Cannes 2025 - SOUND OF FALLING - Mascha Schilinski
Copyright Fabian Gamper Studio Zentral
Les héritières
Avec son deuxième long-métrage, la réalisatrice allemande a l’ambition de raconter son pays et quatre générations de femmes. Visuellement époustouflant, Sound of Falling est aussi narrativement très maîtrisé.
Il faut parfois accepter que les films se mettent en place comme des puzzles ou des tableaux pointillistes : touche après touche, la fresque se dévoile, et ce qui pouvait sembler brumeux au départ finit par apparaître clairement. C’est ce principe que suit le très beau (et très attendu) Sound of Falling, sélectionné en compétition officielle au Festival de Cannes. La réalisatrice allemande Mascha Schilinski y présente une myriade de personnages, surtout féminins, qui se partagent la même ferme et, la plupart du temps, des liens du sang, parfois distendus et qu’il faudra raccorder. L’effet n’est pas artificiel : ces vies se répondent, dans leur âpreté et leurs désirs, et dépendent les unes des autres puisque les souvenirs et les traumas ruissellent de génération en génération.
On passe ainsi du début du XXe siècle, filmé comme un tableau de Rembrandt, avec force clairs-obscurs, à l’époque contemporaine, aux lumières plus douces et rasantes, façon Polaroid. Mascha Schilinski réalise un coup de force formel qui pourra sembler poseur mais qui raconte bel et bien quelque chose du temps qui passe. En creux, cela permet aussi de souligner la violence qui reste. Les femmes sont confrontées à des choix impensables, des non-dits mortels et une inexorable envie de fuir. Elles subissent aussi de plein fouet les luttes de classe et les conflits lointains du monde qui finissent toujours par les rattraper.
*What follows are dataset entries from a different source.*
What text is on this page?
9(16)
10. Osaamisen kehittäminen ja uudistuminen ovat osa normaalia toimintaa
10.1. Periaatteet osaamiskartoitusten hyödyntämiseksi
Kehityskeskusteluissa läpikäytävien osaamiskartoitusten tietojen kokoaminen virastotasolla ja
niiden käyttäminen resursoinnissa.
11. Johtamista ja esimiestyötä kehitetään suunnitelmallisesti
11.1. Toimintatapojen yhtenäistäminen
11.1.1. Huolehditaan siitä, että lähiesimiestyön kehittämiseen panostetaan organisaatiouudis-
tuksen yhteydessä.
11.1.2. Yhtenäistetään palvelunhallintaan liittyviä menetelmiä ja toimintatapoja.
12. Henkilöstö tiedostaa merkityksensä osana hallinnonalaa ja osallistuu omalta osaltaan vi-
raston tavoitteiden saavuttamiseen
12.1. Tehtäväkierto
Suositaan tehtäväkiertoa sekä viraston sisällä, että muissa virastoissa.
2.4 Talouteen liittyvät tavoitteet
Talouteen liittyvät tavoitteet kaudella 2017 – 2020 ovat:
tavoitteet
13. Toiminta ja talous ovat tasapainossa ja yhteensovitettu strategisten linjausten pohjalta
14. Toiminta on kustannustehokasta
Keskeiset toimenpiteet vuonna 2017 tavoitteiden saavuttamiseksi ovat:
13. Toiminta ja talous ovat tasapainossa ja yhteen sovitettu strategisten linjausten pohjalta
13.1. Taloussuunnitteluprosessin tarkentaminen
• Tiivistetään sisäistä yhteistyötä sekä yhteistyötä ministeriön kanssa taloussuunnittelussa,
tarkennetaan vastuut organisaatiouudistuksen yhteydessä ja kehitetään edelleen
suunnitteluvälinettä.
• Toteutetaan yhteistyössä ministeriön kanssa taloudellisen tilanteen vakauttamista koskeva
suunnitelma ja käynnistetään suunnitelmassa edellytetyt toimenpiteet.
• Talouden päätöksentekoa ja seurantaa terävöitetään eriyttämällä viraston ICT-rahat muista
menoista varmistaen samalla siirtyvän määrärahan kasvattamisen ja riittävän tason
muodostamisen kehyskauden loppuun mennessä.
La cinéaste allemande fait d’ailleurs le choix radical de ne jamais aborder frontalement la période de la Seconde Guerre mondiale et du nazisme, pas plus que celle de la partition du pays en deux, préférant les laisser en toile de fond pour en examiner les conséquences intimes.
Si le titre international du film n’a rien à voir avec l’original (In die Sonne schauen, que l’on pourrait traduire par « regarder le soleil en face »), il a été remarquablement bien choisi. Avec un formidable travail sur le son, Mascha Schilinski nous donne à entendre les chutes, intérieures souvent, littérales parfois, de ses personnages. Le film est très chargé, et l’accumulation des horreurs pourra rebuter un peu, mais il s’avère remarquablement maîtrisé. Peu à peu, les images font leur œuvre, n’hésitant pas à se répéter – de façon parfois trop appuyée – et dessinent tout à la fois l’histoire de l’Allemagne et la condition des femmes qui l’habitent.
MARGAUX BARALON
Sound of Falling
Réalisé par Mascha Schilinski
Avec Hanna Heckt, Lena Urzendowsky, Laeni Geiseler
Ce film est présenté en compétition officielle au Festival de Cannes 2025
Quatre jeunes filles à quatre époques différentes. Alma, Erika, Angelika et Lenka passent leur adolescence dans la même ferme, au nord de l’Allemagne. Alors que la maison se transforme au fil du siècle, les échos du passé résonnent entre ses murs. Malgré les années qui les séparent, leurs vies semblent se répondre.